In other policy news, the Augar review of Post-18 Education and Funding launched its report on 30 May, recommending a cut in tuition fees from £9,250 to £7,500 beginning in Academic Year 2023/24. The report made a number of other recommendations as well, including changes to (and rebranding of) the student loan system, as well as increased support for further and technical education (including the reintroduction of maintenance grants for some and £1 billion in new capital investment) – to name just a few. One of the main concerns with the recommended cut in fees chargeable to home students is, of course, that it may not be balanced by Treasury with the concurrently recommended ‘top up’ in grant funding to universities, or that any top up money allocated in this way could be directed by government towards some subjects at the expense of others, taking control away from universities and potentially endangering some courses in the creative arts, social sciences, and humanities. However, the current political climate is making the future implementation of Augar’s recommendations uncertain. We have, therefore, along with many others, held off making a detailed statement at this time and instead will gather views from our leadership and membership over the summer to inform a future response as matters become clearer. As always, we welcome input from our community, and I can be reached at email@example.com, if you would like to share your thoughts on the Augar review with us.

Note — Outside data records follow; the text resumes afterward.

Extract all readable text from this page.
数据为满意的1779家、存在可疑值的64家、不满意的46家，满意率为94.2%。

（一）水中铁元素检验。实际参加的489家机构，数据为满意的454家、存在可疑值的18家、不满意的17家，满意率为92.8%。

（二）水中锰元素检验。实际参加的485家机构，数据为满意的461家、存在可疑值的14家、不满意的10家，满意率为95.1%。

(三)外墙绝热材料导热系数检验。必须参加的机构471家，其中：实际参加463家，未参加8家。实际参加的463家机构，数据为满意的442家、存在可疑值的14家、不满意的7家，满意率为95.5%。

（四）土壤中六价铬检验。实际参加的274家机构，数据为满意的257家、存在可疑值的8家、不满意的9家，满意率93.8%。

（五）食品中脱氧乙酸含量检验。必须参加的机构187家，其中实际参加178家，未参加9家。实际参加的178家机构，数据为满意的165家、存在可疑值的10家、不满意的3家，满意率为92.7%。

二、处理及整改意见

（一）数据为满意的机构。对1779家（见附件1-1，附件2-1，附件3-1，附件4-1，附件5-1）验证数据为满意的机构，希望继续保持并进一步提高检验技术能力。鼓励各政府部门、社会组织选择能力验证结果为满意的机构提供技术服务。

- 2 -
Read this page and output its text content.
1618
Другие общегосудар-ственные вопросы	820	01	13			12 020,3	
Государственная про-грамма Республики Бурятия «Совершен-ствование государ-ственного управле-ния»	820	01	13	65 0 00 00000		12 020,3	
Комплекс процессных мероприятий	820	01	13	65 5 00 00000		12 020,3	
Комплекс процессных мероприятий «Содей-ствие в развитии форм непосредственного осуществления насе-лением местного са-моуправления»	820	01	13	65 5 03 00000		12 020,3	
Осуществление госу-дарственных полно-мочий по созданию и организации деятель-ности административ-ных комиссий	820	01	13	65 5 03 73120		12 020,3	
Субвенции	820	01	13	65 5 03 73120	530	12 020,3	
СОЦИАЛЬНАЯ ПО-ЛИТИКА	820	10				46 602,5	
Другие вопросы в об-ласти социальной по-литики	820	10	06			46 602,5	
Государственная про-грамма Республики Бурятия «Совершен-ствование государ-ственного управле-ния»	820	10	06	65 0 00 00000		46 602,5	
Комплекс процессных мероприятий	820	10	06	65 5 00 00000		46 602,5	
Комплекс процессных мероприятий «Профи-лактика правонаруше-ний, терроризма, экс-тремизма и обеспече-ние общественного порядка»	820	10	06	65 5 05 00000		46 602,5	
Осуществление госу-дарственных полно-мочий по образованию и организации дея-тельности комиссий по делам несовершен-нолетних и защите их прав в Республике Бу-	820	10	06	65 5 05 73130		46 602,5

In the interim I continue to work with the Executive Committee, our Fellows, and the SIGs to respond to inquiries and consultations of importance to the business & management community. I also continue to attend and contribute to meetings as part of our outreach and engagement to the wider community. Most recently, for example, I attended the celebration of global ‘Micro, Small, and Medium-sized Enterprises Day’ or ‘MSMES Day’ on June 27th at United Nations headquarters in New York, helping to introduce BAM to a new audience. The event was sponsored by the UN ECOSOC and SDG, Argentina, the International Trade Centre (ITC), and the International Council for Small Business (ICSB).
I encourage you, as always, to visit the policy page on the BAM website at https://www.bam.ac.uk/policy. There you will not only find links to all of our inquiry and consultation responses, but also to policy news (such as the current impact training sessions being offered by parliament), grant and funding opportunities (such as the ESRC’s call for internationally collaborative research on artificial intelligence), and other useful resources (such as our infographic on the added value of business & management research or our 1-page guide to submitting evidence to parliament.
I look forward to seeing many of you at the BAM 2019 conference in Aston in September, where I will be chairing sessions with ESRC on writing better grant proposals and reviews, and the Parliamentary Office for Science and Technology (POST) on engaging with policy. In the meantime, have a wonderful summer!